NYT-Connections Wins Best Dataset Paper!

Congratulations to BrockNLP Researchers Angel Yahir Loredo Lopez (Mitacs Globalink Intern 2024), Tyler McDonald (Undergraduate Researcher), and Ali Emami (Director) on receiving the COLING 2025 Best Dataset Paper Award for their work, NYT-Connections: A Deceptively Simple Text Classification Task that Stumps System-1 Thinkers!
NYT-Connections is a dataset formed of daily Connections word puzzles published by the New York Times. Testing reveals that state-of-the-art LLMs still fall short of human benchmarks, with advanced prompting techniques like Chain-of-Thought Prompting offering diminishing returns as task difficulty increases.

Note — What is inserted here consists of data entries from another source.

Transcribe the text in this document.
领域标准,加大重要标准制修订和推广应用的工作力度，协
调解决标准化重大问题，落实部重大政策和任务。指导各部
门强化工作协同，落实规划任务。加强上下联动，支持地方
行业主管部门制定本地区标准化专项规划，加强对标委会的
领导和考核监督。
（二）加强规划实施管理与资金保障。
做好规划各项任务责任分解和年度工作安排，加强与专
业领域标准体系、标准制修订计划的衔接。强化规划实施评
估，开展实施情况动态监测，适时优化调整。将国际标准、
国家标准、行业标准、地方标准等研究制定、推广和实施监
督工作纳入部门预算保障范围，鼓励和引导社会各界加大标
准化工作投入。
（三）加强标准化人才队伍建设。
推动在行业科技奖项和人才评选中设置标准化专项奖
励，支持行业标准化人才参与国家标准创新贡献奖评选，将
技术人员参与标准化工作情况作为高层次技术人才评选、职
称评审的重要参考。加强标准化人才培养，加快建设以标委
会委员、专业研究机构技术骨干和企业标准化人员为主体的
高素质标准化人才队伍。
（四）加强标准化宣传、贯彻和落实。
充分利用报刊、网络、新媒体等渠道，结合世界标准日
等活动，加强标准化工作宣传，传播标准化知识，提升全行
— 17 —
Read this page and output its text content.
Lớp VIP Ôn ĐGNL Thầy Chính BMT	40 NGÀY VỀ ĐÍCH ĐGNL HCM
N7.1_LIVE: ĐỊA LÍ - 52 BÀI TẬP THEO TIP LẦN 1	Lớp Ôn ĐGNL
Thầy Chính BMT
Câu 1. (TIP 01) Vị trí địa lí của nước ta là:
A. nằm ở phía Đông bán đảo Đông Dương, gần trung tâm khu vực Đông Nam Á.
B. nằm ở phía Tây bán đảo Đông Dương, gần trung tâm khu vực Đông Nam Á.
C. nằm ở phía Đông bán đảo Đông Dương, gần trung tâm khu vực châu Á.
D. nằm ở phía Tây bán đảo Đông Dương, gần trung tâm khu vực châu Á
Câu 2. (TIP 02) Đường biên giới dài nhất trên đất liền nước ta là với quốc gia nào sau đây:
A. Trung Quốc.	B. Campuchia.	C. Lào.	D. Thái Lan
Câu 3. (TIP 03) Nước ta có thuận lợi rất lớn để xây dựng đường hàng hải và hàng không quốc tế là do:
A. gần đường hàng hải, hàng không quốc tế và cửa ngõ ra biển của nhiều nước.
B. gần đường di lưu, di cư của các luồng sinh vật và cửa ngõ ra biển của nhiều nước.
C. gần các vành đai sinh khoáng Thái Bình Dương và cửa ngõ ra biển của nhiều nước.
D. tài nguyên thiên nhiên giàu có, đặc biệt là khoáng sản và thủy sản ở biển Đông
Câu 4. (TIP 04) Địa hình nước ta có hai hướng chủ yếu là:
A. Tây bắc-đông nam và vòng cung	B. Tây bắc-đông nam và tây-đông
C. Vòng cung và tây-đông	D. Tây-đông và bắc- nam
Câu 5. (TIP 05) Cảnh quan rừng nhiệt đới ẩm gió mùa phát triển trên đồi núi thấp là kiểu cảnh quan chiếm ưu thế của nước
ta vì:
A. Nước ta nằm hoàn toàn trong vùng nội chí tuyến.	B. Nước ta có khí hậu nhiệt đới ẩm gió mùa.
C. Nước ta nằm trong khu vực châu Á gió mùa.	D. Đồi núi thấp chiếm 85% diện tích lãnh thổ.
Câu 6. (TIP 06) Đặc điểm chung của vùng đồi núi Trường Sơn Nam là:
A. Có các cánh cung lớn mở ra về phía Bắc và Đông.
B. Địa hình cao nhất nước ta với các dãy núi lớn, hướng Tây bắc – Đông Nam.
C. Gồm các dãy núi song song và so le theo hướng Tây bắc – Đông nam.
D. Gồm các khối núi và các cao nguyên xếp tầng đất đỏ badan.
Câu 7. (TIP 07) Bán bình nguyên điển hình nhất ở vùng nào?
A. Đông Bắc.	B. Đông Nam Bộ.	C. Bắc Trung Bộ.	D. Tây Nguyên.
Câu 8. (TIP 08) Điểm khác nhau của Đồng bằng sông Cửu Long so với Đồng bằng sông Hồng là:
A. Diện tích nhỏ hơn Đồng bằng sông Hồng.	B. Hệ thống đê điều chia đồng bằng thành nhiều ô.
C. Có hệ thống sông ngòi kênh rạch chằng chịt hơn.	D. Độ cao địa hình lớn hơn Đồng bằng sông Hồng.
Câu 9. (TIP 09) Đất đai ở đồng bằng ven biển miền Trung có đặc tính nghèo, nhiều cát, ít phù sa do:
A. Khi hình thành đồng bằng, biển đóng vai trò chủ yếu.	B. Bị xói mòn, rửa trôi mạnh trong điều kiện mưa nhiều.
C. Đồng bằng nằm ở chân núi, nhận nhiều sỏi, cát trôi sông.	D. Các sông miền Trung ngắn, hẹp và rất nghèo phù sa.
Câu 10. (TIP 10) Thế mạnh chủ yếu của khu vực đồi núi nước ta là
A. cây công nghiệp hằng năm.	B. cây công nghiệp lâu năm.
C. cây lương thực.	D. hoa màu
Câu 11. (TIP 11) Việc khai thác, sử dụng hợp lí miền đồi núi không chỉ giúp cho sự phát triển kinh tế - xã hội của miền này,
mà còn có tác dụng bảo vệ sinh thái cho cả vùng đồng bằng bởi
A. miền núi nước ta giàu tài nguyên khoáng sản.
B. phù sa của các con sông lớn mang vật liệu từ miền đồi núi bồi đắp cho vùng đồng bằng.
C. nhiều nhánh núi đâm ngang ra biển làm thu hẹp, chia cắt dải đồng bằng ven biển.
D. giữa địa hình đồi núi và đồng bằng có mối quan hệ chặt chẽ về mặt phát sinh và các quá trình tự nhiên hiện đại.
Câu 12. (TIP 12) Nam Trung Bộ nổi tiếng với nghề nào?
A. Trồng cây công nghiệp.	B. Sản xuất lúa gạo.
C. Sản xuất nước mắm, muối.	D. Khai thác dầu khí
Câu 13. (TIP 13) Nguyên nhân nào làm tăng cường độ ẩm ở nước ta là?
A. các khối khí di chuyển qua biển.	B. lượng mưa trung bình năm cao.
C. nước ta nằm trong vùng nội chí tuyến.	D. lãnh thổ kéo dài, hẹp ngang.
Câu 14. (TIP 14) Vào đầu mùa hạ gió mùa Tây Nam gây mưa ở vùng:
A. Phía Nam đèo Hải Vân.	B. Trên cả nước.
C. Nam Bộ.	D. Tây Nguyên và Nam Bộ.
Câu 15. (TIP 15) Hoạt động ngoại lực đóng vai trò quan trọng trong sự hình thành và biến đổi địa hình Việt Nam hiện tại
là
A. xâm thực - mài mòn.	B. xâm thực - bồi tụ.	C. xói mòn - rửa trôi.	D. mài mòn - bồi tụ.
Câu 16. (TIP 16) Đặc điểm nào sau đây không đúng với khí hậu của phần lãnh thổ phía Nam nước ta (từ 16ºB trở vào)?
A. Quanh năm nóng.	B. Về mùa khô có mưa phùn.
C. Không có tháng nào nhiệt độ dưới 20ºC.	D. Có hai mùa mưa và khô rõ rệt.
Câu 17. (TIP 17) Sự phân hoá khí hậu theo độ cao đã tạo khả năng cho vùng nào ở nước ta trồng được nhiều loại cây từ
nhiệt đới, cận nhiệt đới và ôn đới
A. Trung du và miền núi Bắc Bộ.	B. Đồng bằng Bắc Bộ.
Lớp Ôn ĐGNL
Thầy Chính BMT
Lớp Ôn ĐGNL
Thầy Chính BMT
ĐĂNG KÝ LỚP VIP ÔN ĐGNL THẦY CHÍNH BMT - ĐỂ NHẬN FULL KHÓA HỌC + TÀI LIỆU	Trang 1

You can read the paper here and can access the dataset here!
Abstract:
Large Language Models (LLMs) have shown impressive performance on various benchmarks, yet their ability to engage in deliberate reasoning remains questionable. We present NYT-Connections, a collection of 358 simple word classification puzzles derived from the New York Times Connections game. This benchmark is designed to penalize quick, intuitive “System 1” thinking, isolating fundamental reasoning skills. We evaluated six recent LLMs, a simple machine learning heuristic, and humans across three configurations: single-attempt, multiple attempts without hints, and multiple attempts with contextual hints. Our findings reveal a significant performance gap: even top-performing LLMs like GPT-4 fall short of human performance by nearly 30%. Notably, advanced prompting techniques such as Chain-of-Thought and Self-Consistency show diminishing returns as task difficulty increases. NYT-Connections uniquely combines linguistic isolation, resistance to intuitive shortcuts, and regular updates to mitigate data leakage, offering a novel tool for assessing LLM reasoning capabilities.